Charged vs empty words
Charged words come from the deepest part of you with emotion and vibe. Most of the time positive charged words come from your Soul or from your conscious awareness when you’re paying careful attention to what you’re saying and how you’re saying it, and they always feel good or true to you.
Negative charged words usually come from the rummaging mind especially when there have been unpleasant emotions that the mind has been thinking over and over until they turn in to false monsters.
Neutral or indifferent words are also spoken all the time. Although they’re still words, one can feel they are empty with no charge at all.
The kind of charged words that come out of your mouth are usually directly correlated to how you feel emotionally. If you feel regret, guilt, depression or sadness, most of the words you speak will be charged with those emotions you are feeling. If you feel angry, insecure, annoyed or indifferent, most of the words you speak will be charged with those emotions you are feeling. But if you are feeling optimistic, content, happy, forgiving, wise and loving, most of the words you speak will be charged with those emotions.
So, pay attention to how you’re feeling emotionally before you speak to others, but most importantly, before you speak to yourself.
Use positive charged words to empower and heal yourself
As a powerful creator that you are, you should be paying more attention to what you say to yourself. When you affirm something through words, either positive or negative, it’s like you’re asking the genie in the bottle to make it come true for you, and so your wish is granted. So be careful what you’re asking for.
Knowing the tremendous power you have in your words, should make it easier for you to begin treating yourself better.
How do you call yourself when you make a mistake? Do you say “Oh you dummy!” Or do you say “oh well, that’s interesting”? Notice the charge of self-blame in the first response compared to the charge or openness in the second one.
Remember, you’re always who you say you are. Who do you say you are? Take a look at these expressions, slowly read them and pay attention to how each one of them feels in your body:
Did you notice the difference? Did you notice how each one feels? If you have a strong connection with your Self, you must have had a kick in the stomach every time you affirmed the negative charged expressions. That bad feeling is a sign of your true Self not agreeing with that affirmation.
Once you know this information you cannot help it but be more conscious of what you say to yourself. So, make sure you are kind and compassionate to yourself please, this is another way of showing love for your Self.
Remember, you are your most precious possession, so how are you going to treat yourself? What are you going to say to yourself?
It will take time but with minute-by-minute practice you will become a master of your own words and a master of your own feelings.

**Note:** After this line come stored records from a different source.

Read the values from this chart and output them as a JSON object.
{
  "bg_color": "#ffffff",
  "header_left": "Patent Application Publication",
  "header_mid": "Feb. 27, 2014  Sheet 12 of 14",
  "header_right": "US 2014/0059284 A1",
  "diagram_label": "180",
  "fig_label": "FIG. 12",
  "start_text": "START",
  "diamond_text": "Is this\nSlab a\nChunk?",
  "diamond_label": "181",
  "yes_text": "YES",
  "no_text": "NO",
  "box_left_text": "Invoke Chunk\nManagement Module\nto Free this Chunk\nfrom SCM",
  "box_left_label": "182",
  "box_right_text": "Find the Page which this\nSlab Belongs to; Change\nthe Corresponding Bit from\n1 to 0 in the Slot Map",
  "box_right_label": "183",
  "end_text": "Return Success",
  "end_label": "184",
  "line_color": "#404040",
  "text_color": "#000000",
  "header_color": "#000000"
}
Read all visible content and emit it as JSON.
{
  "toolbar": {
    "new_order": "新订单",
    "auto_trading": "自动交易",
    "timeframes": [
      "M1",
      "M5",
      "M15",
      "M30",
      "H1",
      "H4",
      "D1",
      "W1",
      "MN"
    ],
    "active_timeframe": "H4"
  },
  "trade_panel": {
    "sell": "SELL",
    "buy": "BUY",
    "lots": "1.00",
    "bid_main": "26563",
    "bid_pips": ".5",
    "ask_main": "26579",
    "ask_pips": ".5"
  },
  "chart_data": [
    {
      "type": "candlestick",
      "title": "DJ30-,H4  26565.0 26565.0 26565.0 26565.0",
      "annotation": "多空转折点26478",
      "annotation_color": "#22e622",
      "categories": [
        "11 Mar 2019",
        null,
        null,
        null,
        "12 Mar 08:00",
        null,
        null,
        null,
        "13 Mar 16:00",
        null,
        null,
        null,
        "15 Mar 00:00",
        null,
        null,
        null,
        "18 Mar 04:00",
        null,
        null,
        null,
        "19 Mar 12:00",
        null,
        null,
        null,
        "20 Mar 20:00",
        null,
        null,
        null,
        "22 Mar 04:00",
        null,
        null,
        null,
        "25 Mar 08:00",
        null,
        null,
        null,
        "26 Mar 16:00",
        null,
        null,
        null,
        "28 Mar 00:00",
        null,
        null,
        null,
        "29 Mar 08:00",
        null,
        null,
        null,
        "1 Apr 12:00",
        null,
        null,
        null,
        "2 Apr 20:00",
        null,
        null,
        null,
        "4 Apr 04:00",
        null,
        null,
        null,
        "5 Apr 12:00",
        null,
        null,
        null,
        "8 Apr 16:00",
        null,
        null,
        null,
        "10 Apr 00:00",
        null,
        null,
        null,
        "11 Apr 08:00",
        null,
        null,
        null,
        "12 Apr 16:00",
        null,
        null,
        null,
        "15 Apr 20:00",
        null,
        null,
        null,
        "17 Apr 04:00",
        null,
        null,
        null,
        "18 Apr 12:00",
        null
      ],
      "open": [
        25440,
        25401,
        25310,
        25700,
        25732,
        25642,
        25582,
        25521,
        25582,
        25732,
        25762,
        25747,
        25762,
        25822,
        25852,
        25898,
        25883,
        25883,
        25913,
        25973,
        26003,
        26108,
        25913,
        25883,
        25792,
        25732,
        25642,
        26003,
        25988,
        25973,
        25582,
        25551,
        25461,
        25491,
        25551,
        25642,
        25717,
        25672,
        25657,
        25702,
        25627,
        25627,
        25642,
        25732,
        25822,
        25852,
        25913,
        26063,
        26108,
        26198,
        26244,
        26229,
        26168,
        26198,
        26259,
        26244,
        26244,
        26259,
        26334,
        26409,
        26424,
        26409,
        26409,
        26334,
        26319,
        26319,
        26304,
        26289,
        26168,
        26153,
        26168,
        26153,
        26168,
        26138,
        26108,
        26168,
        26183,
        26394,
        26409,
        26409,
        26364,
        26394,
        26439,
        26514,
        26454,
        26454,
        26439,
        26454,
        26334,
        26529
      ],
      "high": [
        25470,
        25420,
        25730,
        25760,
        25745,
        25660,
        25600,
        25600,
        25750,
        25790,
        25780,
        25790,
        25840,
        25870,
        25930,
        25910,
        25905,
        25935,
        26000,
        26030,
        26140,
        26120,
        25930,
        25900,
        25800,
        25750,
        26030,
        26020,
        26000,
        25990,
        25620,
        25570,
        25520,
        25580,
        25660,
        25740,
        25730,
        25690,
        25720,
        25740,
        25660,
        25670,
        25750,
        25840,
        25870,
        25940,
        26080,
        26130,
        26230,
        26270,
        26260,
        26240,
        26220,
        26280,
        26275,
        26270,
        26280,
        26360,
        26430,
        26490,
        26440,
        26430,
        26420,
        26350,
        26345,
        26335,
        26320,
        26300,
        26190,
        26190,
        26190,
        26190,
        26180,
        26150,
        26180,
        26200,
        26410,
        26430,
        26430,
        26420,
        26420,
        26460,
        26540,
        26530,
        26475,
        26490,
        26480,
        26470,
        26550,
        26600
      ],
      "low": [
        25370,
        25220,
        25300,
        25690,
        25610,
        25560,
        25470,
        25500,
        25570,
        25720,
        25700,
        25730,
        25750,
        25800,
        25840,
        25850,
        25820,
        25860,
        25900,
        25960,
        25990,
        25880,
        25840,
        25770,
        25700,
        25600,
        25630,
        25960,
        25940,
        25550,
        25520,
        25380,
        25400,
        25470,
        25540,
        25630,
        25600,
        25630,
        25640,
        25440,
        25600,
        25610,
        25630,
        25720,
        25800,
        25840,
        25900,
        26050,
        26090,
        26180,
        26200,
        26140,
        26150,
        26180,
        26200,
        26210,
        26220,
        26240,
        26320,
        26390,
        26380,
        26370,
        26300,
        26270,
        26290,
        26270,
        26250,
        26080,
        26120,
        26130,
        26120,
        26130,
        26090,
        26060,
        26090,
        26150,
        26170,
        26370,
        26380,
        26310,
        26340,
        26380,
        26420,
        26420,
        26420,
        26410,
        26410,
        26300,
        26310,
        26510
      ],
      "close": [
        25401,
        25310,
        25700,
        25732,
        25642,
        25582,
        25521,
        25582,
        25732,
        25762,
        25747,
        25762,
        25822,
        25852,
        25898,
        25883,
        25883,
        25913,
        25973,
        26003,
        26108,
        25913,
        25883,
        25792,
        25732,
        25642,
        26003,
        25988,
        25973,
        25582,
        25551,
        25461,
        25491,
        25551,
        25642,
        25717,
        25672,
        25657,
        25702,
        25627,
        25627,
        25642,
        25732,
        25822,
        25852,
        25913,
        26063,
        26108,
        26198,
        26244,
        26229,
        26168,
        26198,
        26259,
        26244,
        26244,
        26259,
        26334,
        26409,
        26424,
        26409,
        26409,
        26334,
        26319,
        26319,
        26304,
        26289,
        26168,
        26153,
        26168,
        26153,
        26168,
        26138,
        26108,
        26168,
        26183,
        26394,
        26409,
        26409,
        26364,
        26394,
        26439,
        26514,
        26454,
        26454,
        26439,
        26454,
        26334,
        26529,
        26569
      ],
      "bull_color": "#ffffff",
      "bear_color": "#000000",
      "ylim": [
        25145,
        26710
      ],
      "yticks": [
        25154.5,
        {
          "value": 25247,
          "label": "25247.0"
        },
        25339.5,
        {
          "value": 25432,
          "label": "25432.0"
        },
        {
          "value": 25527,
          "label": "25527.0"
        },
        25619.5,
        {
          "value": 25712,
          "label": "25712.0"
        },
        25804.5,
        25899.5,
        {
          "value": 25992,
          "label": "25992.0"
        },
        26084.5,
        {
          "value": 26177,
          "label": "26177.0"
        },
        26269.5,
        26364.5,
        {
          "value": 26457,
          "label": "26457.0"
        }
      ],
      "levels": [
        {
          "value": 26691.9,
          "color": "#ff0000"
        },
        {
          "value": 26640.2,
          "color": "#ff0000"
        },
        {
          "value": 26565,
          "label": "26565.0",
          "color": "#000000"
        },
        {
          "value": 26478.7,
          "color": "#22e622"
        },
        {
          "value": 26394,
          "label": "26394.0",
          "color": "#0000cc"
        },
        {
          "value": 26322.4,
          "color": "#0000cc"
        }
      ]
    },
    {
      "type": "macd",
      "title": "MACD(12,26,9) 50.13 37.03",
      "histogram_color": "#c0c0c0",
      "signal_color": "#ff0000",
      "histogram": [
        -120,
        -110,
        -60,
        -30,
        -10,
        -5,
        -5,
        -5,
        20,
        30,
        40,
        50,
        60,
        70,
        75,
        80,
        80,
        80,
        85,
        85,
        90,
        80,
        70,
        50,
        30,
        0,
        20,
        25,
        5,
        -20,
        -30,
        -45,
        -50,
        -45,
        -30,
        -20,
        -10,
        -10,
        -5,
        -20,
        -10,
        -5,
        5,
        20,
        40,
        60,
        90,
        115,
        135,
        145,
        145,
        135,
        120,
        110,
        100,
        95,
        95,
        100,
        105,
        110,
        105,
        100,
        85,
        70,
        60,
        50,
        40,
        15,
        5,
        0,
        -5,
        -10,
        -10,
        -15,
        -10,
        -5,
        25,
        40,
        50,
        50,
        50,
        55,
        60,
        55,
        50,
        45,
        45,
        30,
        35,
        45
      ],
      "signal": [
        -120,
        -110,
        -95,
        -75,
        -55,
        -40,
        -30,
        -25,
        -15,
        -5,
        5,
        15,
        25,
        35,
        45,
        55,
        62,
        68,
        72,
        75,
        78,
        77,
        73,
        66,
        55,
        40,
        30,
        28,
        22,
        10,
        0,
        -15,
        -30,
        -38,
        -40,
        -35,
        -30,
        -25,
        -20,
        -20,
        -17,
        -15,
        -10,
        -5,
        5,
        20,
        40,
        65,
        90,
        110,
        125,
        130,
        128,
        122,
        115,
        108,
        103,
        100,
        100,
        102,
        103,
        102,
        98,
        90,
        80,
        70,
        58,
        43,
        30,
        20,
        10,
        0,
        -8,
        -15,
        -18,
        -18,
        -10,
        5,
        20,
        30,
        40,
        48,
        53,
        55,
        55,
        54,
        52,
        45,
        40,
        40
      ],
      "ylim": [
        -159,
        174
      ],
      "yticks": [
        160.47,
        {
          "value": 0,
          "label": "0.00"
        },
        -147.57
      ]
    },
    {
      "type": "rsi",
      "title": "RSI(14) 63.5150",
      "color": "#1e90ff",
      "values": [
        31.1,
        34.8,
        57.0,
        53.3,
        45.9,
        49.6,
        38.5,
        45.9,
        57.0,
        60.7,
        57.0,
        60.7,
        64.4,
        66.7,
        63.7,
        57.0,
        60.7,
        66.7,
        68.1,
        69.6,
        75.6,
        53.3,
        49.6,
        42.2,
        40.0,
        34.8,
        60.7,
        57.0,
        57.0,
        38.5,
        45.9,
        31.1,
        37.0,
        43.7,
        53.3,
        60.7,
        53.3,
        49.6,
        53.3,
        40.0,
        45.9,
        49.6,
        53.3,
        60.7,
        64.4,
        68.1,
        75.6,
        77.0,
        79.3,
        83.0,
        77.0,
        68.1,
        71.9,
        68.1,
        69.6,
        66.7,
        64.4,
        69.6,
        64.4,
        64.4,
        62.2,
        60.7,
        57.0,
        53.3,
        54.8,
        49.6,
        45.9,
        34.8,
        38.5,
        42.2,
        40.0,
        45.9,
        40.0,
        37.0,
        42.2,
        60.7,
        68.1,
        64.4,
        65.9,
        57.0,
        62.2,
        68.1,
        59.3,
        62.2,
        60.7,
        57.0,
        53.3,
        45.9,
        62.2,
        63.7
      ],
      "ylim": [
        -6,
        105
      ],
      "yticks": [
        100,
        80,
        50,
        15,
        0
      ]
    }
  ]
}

Do not rely on others to hear what you need to hear, they’re already struggling with their own war of words in their minds.
Use positive charged words to empower and heal others
Now that you know how to be kind and compassionate to yourself, you can then reach out and help others. Although the best way to help others is to show them through your example that it is possible to have a good life, still some of them might come to you for some words.
When this happens, make sure that you use the same evaluation method, the feeling in your gut, to determine the charge of the words you are offering to them.
I also recommend you to pay attention to the charge of their words more than to what they’re saying. Do not go about judging, criticizing or bring them out in the open, but with patience, kindness and compassion, and only when they ask you to, you’re going to translate to them the energy of what you are hearing.
Maybe they don’t even realize the energy they’re carrying around themselves and a small reflection from you can help them make a small change in their lives which may help to bring some healing to them. But remember, you have to work on yourself first.
Be careful how you are talking to yourself because you are listening.” —Lisa M. Hayes
Now you know how important and powerful it is to pay attention to how you feel and what you say to yourself, especially when those words can be used to destroy or empower. So, what are you saying to yourself this very moment?